Inter‐Site Distance Engineering of Heteronuclear Pd─Cu Atomic Sites Enables High‐Efficiency Cross‐Coupling Reactions Through Atomic‐Scale Locking Pockets

Abstract Precision engineering of intermetallic spacing and electronic synergy in heteronuclear dual‐atom catalysts (DACs) remains a pivotal challenge. Herein, the synthesis of a nitrogen‐doped hollow carbon‐supported Pd─Cu DAC is reported via a polymer‐mediated confinement strategy, achieving sub‐3 Å Pd─Cu spacing.
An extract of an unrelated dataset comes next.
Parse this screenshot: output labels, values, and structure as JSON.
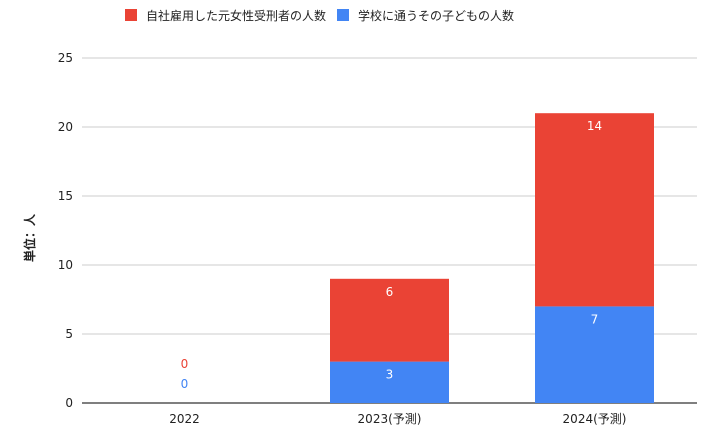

This atomic‐scale proximity, stabilized by 2N‐bridged heteronuclear pairs, supports a charge asymmetry configuration, which enables cooperative catalysis of reactants within active pockets, thereby enhancing the Sonogashira coupling reaction performance. Specifically, electron‐rich Pd activates C─X bonds (X═I, Br, Cl) via optimized electronic structure, while electron‐deficient Cu centers stabilize alkynyl intermediates, effectively suppressing byproducts. The Pd─Cu/NC demonstrates exceptional performance, achieving high selectivity and 94% yield at a turnover frequency of 889 h⁻¹, with ultralow Pd usage (2 ppm). This significantly outperforms long‐distance Pd/Cu single‐atom catalysts (79% yield) and inactive PdCu alloys. Operando spectroscopy and theoretical calculations confirm that fast intermediate transfer between Pd─Cu sites reduces the energy barriers for C─C coupling compared to isolated Pd site systems. The active locking architectures of intimate Pd─Cu sites ensure ligand‐free operation, excellent durability, and broad substrate scope, including bromo‐/chloroarenes, which are challenging in traditional heterogeneous catalysis. This work highlights atomic‐level distance engineering as a key strategy for enhancing site cooperativity efficiency.